Doctoral Dissertations

Date of Award

8-2022

Degree Type

Dissertation

Degree Name

Doctor of Philosophy

Major

Geology

Major Professor

Jeffrey E. Moersch

Committee Members

Christopher M. Fedo, Joshua P. Emery, Craig J. Hardgrove

Abstract

Planetary science is inherently limited by the resolution and coverage of the currently available data. What can be observed in person, measured precisely in high-resolution data, or sampled for lab analysis in terrestrial investigations ca only be inferred, modeled, or hypothesized on other planetary bodies. The Earth remains our best tool for understanding the geologic systems of the rest of the Solar System. By applying what is known or can be measured about terrestrial systems, it is possible to determine how large-scale controls and observable features relate to geologic complexity that is beyond the resolution of planetary data. This dissertation presents work in two different geologic regimes – surface sedimentary processes and brittle material structure – and applies contextual relationships developed in terrestrial geologic systems to analogous planetary systems in an effort to gain insight into the smaller-scale complexities that cannot yet be directly measured. Terrestrial sedimentology provides a framework for defining the morphology of depositional features, which is applied to similar features on Mars to differentiate between depositional environments which form during different climatic settings (Chapter 2). Analysis of the primary controls of alluvial fans depositional style in a population of terrestrial fans sourced from basaltic catchments shows a correlation between catchment lithology and sedimentary depositional process that builds the fans (Chapter 1). A more precise understanding of the relationship between depositional environmental controls and the sedimentary characteristics of alluvial fans on Earth provides context for analyzing the sedimentology of alluvial fans on Mars as a potential climatic indicator. Thermal inertia is used as a proxy for analyzing grain size and associated depositional characteristics of alluvial fans on Mars (Chapter 3).
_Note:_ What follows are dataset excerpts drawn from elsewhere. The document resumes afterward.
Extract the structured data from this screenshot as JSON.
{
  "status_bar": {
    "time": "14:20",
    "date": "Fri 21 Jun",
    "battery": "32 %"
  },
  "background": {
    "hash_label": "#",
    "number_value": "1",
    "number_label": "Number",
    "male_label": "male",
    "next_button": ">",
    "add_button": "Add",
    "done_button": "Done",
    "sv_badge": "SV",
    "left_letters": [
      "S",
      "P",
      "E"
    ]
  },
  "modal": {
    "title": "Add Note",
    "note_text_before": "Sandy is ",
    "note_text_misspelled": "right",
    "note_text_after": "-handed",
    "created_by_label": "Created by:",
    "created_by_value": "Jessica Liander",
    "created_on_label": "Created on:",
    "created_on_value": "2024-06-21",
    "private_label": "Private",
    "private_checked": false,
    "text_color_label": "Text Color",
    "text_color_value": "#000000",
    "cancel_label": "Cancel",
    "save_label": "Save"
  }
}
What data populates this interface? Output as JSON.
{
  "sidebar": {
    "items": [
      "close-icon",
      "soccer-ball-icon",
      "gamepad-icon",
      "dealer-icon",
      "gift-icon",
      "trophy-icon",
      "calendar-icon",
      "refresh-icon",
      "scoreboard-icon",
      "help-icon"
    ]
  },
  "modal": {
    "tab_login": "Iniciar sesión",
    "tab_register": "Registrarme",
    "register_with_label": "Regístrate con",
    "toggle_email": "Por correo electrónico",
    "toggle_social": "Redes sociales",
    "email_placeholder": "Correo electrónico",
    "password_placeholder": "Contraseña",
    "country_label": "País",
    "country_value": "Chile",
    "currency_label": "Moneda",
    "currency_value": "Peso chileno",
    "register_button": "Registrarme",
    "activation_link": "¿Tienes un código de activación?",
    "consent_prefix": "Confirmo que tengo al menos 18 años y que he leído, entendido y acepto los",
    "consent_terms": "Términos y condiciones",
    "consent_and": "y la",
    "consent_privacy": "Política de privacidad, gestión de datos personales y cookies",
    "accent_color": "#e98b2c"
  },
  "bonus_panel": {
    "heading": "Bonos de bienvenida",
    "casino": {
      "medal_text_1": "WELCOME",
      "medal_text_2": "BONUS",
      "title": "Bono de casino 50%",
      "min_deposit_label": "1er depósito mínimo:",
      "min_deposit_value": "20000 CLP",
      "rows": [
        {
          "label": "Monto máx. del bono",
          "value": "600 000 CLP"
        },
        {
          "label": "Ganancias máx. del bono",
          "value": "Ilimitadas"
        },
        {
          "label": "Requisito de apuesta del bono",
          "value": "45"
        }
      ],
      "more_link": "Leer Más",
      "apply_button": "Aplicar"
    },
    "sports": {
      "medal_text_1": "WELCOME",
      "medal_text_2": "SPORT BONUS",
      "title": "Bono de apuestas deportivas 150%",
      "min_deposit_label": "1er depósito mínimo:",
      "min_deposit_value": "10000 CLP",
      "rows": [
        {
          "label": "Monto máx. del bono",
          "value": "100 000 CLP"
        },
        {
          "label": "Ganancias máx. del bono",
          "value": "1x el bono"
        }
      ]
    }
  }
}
In a different geologic system, the size distribution trends observed in fracture populations on Earth are applied to observable fracture populations on Europa to model the abundance of fractures which may be present below the limit of resolution (Chapter 4). By applying terrestrial concepts to remote systems, this dissertation expands our understanding of the complexities of planetary geology on Mars and Europa.